I ricorrenti denunciavano l'erroneità della sentenza che imponeva la rimozione del manufatto contenente i contatori di acqua e gas in quanto nuova costruzione infissa permanentemente nel suolo e non rispettosa della distanza legale, I ricorrenti affermavano che, trattandosi di volume tecnico, non fosse computabile nella volumetria della costruzione e che il Regolamento attuativo del PRG non solo consentisse la costruzione, ma stabilisse che queste costruzioni accessorie fossero escluse ai fini della misurazione della distanza tra i fabbricati dal confine.

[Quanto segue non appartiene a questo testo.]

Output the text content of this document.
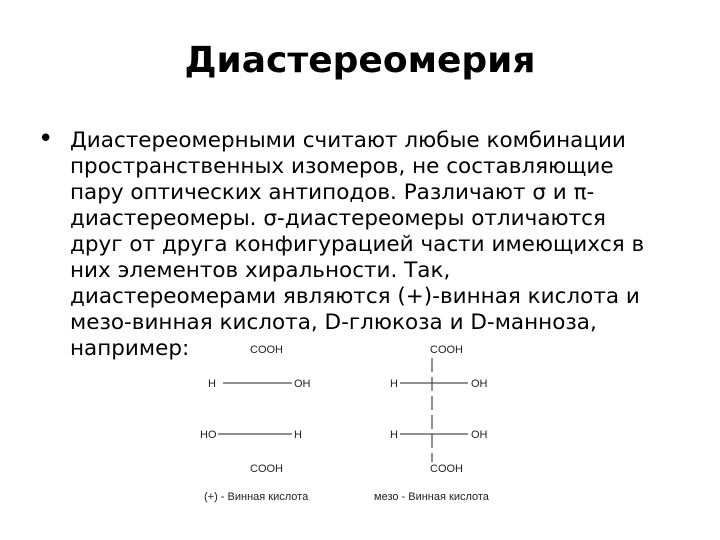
Диастереомерия
• Диастереомерными считают любые комбинации
пространственных изомеров, не составляющие
пару оптических антиподов. Различают σ и π-
диастереомеры. σ-диастереомеры отличаются
друг от друга конфигурацией части имеющихся в
них элементов хиральности. Так,
диастереомерами являются (+)-винная кислота и
мезо-винная кислота, D-глюкоза и D-манноза,
например:	COOH
H	OH
HO	H
COOH
(+) - Винная кислота
COOH
H	OH
H	OH
COOH
мезо - Винная кислота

Censura infondata in quanto la Cassazione ha escluso il calcolo dei volumi tecnici ai fini delle distanze. Il secondo motivo di ricorso, articolato in due profili, ha trovato, nella Corte, la censura del primo, in quanto la presunta erronea valutazione del Giudice, inerente la riduzione del muretto che aveva determinato la limitazione del diritto di veduta all'attore, era da ritenersi legittima perché il diritto di veduta da parte del suddetto attore sul fondo del vicino non era mai stato contestato in primo grado. La Corte ha, invece, accolto il profilo B del secondo motivo di ricorso, relativo alle canne fumarie poste a distanza non legale o appoggiati al confine. La parte ricorrente lamentava il fatto che la Corte di appello non avesse risposto alla doglianza relativa alla assenza di alcuna violazione specifica di carattere tecnico o civilistico. Per la Cassazione, la suddetta Corte aveva omesso una precisa qualificazione della fattispecie, avendo trascurato che la distanza di almeno un metro dal confine che l'art. 889 comma 2 cod. civ. prescrive per l'installazione dei tubi dell'acqua, del gas e simili, si riferisce alle condutture che abbiano un flusso costante di sostanze liquide o gassose e, conseguentemente, comportino un permanente pericolo per il fondo vicino, in relazione alla naturale possibilità di trasudamento e di infiltrazioni. Detta norma, pertanto, non è applicabile con riguardo alle canne fumarie per la dispersione dei fumi delle caldaie le quali, avendo una funzione identica a quella del camino, vanno soggette alla regolamentazione di cui all'art. 890 cod. civ. e, quindi, poste alla distanza fissata dai regolamenti locali.
La Corte ha, perciò, rigettato il primo motivo di ricorso ed il profilo A del secondo motivo, accogliendo, tuttavia, il profilo B del secondo motivo e cassando la sentenza impugnata in relazione al motivo accolto rinviando alla Corte di appello, che provvederà anche sulla liquidazione delle spese del giudizio di legittimità.